Гораздо важнее для Флавии было то, что Бартоло представлял собой неиссякаемый источник ценнейшей информации и никогда не обманывал ее лично, по крайней мере ей так казалось.
Сегодня она обошла полдюжины своих подопечных, задавая им один и тот же вопрос: не знают ли они о готовящемся налете на монастырь?
— Какой именно?
Сан-Джованни, — в седьмой раз повторила она, сидя в задней комнате небольшой галереи Бартоло на виа дей Коронари. — К нам поступил анонимный звонок, но больше ничего не сказали. Вот мы и гадаем: шутка это или нет? Смущает то, что в обители имеется только одна стоящая картина, но ее невозможно вынести. Сейчас она находится на реставрации.
— А кто реставратор?
— Какой-то Менцис.
Бартоло подался немного вперед и выпрямился, затем кивнул:
— Понятно. Боюсь, не смогу вам помочь. Я не слышал о налете. Расскажите, что вам еще известно об этом.
— Да практически ничего. Вам, случайно, не знакомо имя Мэри Верней?
Бартоло нахмурился, пытаясь угадать, с какой целью был задан вопрос. Лицо Флавии оставалось непроницаемым, и он отрицательно покачал головой.
— Кто она?
— Профессиональная воровка. Очень ловкая.

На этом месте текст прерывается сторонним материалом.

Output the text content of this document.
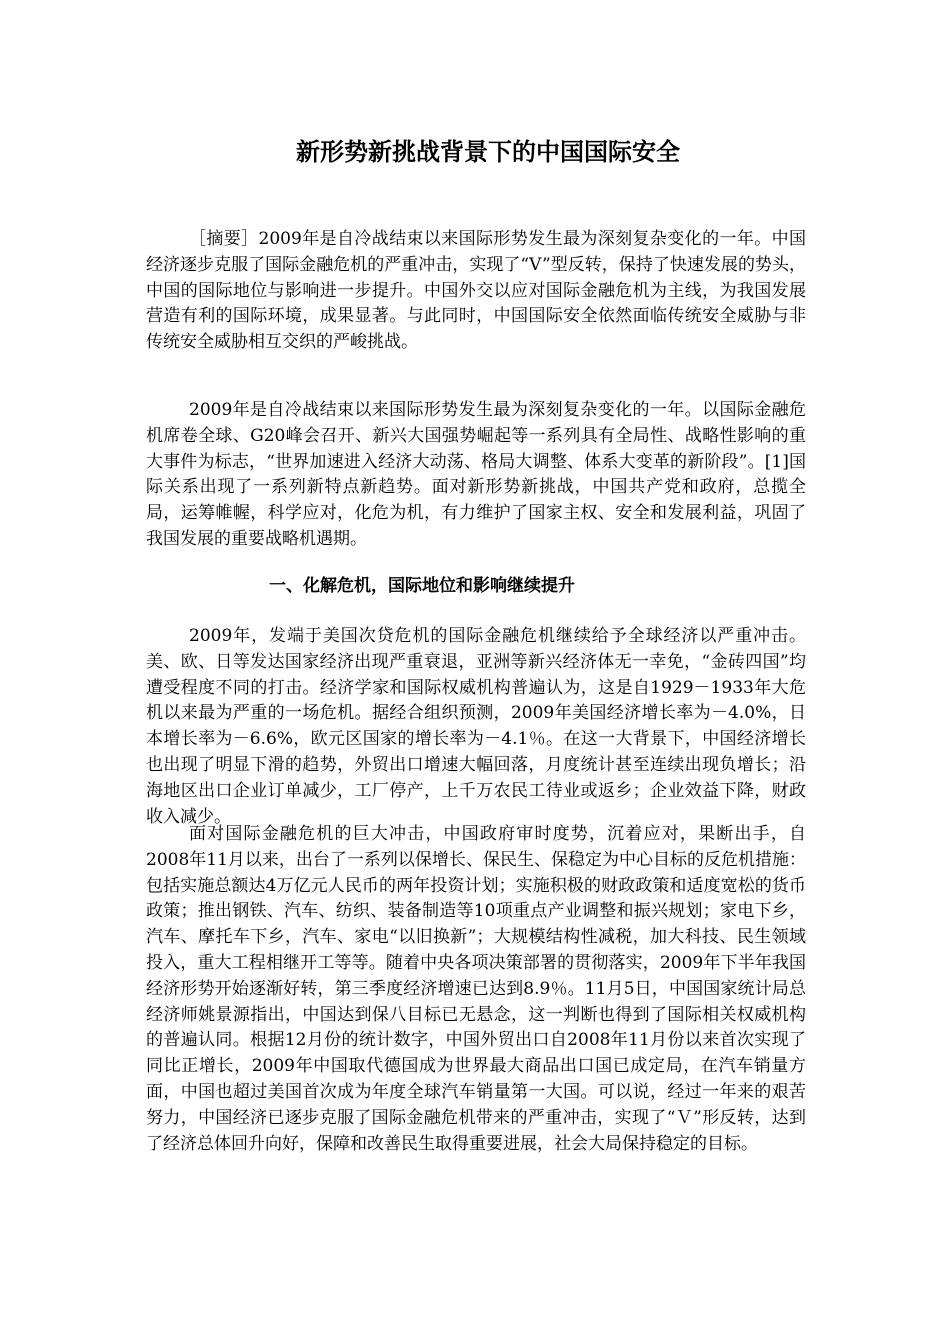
新形势新挑战背景下的中国国际安全

［摘要］2009年是自冷战结束以来国际形势发生最为深刻复杂变化的一年。中国经济逐步克服了国际金融危机的严重冲击，实现了“V”型反转，保持了快速发展的势头，中国的国际地位与影响进一步提升。中国外交以应对国际金融危机为主线，为我国发展营造有利的国际环境，成果显著。与此同时，中国国际安全依然面临传统安全威胁与非传统安全威胁相互交织的严峻挑战。

2009年是自冷战结束以来国际形势发生最为深刻复杂变化的一年。以国际金融危机席卷全球、G20峰会召开、新兴大国强势崛起等一系列具有全局性、战略性影响的重大事件为标志，“世界加速进入经济大动荡、格局大调整、体系大变革的新阶段”。[1]国际关系出现了一系列新特点新趋势。面对新形势新挑战，中国共产党和政府，总揽全局，运筹帷幄，科学应对，化危为机，有力维护了国家主权、安全和发展利益，巩固了我国发展的重要战略机遇期。

一、化解危机，国际地位和影响继续提升

2009年，发端于美国次贷危机的国际金融危机继续给予全球经济以严重冲击。美、欧、日等发达国家经济出现严重衰退，亚洲等新兴经济体无一幸免，“金砖四国”均遭受程度不同的打击。经济学家和国际权威机构普遍认为，这是自1929－1933年大危机以来最为严重的一场危机。据经合组织预测，2009年美国经济增长率为－4.0%，日本增长率为－6.6%，欧元区国家的增长率为－4.1％。在这一大背景下，中国经济增长也出现了明显下滑的趋势，外贸出口增速大幅回落，月度统计甚至连续出现负增长；沿海地区出口企业订单减少，工厂停产，上千万农民工待业或返乡；企业效益下降，财政收入减少。

面对国际金融危机的巨大冲击，中国政府审时度势，沉着应对，果断出手，自2008年11月以来，出台了一系列以保增长、保民生、保稳定为中心目标的反危机措施：包括实施总额达4万亿元人民币的两年投资计划；实施积极的财政政策和适度宽松的货币政策；推出钢铁、汽车、纺织、装备制造等10项重点产业调整和振兴规划；家电下乡，汽车、摩托车下乡，汽车、家电“以旧换新”；大规模结构性减税，加大科技、民生领域投入，重大工程相继开工等等。随着中央各项决策部署的贯彻落实，2009年下半年我国经济形势开始逐渐好转，第三季度经济增速已达到8.9％。11月5日，中国国家统计局总经济师姚景源指出，中国达到保八目标已无悬念，这一判断也得到了国际相关权威机构的普遍认同。根据12月份的统计数字，中国外贸出口自2008年11月份以来首次实现了同比正增长，2009年中国取代德国成为世界最大商品出口国已成定局，在汽车销量方面，中国也超过美国首次成为年度全球汽车销量第一大国。可以说，经过一年来的艰苦努力，中国经济已逐步克服了国际金融危机带来的严重冲击，实现了“Ｖ”形反转，达到了经济总体回升向好，保障和改善民生取得重要进展，社会大局保持稳定的目标。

— Ясно, — осторожно произнес он.
Просто поразительно: как только речь заходит о грабителях, все галерейщики мгновенно утрачивают свою обычную жизнерадостность.
— А что она сделала? — поинтересовался Бартоло. Флавия поведала ему о «подвигах» этой почтенной женщины, и Бартоло изобразил непритворное удивление.
— Господи помилуй. Вы уверены? А я-то все терялся в догадках, куда же подевался тот Вермеер.
— Теперь вы знаете. Так вы не слышали о ней?
Имя ее мне не знакомо. Периодически до меня доходит информация, что тот или иной человек может выполнить подобный заказ, но я, как правило, пропускаю ее мимо ушей — ведь я не веду сомнительных дел. К тому же эти люди редко оправдывают свою блестящую репутацию.
— Она — исключение из этого правила. И она сейчас в Риме.
— Понятно. Вы думаете, она подбирается к этому Караваджо?
— Как знать?
— Хм. Я поспрашиваю, если хотите. Но обещать ничего не могу. Я сам впервые услышал об этом монастыре всего неделю назад.